The quad suspension acts like mini shock absorbers, absorbing the impact of the ear of corn as it hits the deck plate prior to being shelled. Less impact reduces shatter loss and lost kernels. 

“This is the biggest thing that has hit the corn head market in probably 40 years.” DragoTec president Dennis Bollig during the official product launch last month at company headquarters in Fenton, IA.

Claim to fame

Mini shock absorbers underneath the new Drago GT corn head absorb impact of the ears hitting the deck plate so that the kernels don’t shatter.

Drago corn heads are known for their self-adjusting deck plates, which automatically adjust to different stalk sizes as field conditions or seed varieties change. Set properly, the spacing between deck plates should be narrow enough to keep ears from butt shelling, but not so wide to allow small ears to fall through.

Bollig says hydraulic deck plates, in comparison, can’t react fast enough to changing conditions because of the input required by the operator.

“With hydraulic deck plates, the operator must make the decision [to adjust spacing] as they go across the field,” Bollig says. “From the combine cab you cannot see the deck plates, and you are guessing at best where to set spacing. Self-adjusting deck plates make that decision for you. And now, with quad suspension, you can reduce shelling losses even further by keeping the ear from bouncing.”

Kernels left on the ground can result in yield loss over time. According to an Iowa State Extension bulletin by Mark Hanna, over half of corn harvest losses occur at the cornhead and are not able to be measured by grain loss sensors on the rear of the combine. Two corn kernels per square foot or a single three-quarter pound ear in 436 square feet (0.01 acre) equals one bushel per acre of corn loss.

New and improved

DragoTec also launched a new cutter system design with a first-ever dual-chopper option. The system uses the company's innovative gearbox design.

The new Drago GT will carry over many of the features of the current Drago Series II cornhead. Bollig cites the self-adjusting deck plates, long knife rollers, and gathering chains designed to pick up downed corn.
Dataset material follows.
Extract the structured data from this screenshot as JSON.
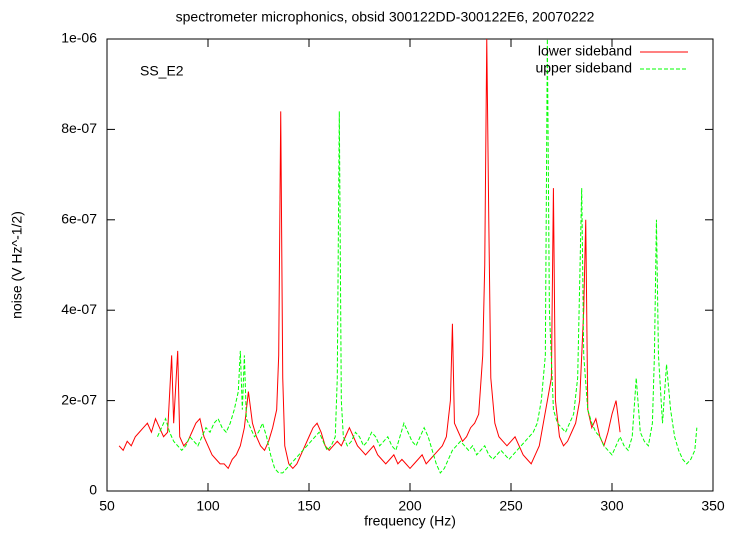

But the Drago GT brings new features, too, the main one being the suspension system. Also new are two new chopper options: Twin chop plus, which uses a patented gearbox design that has two choppers with counter rotating knives in the same gearbox; and, a single chopper that can be turned on and off with a switch.

Other new features include a chainless drive system, spiral beveled gears for reduced energy losses, and individual slip clutches built into all components for added durability.

Buying an original

Lynn Bierstedt who attended the event, bought one of the first Drago corn heads sold in the U.S. in 2002 and still runs it today on his farm near Fenton, IA.

“I bought it for the corn chopping and later discovered the deck plates were an added plus,”  Bierstedt says. “There’s less corn on the ground, and every bushel counts any more. I’ve been farming 14 years. That’s a lot of bushels.”

Bierstedt cited durability as another advantage. “I’m still running the original gathering chains on the corn head,” he says. “That’s quite an accomplishment.”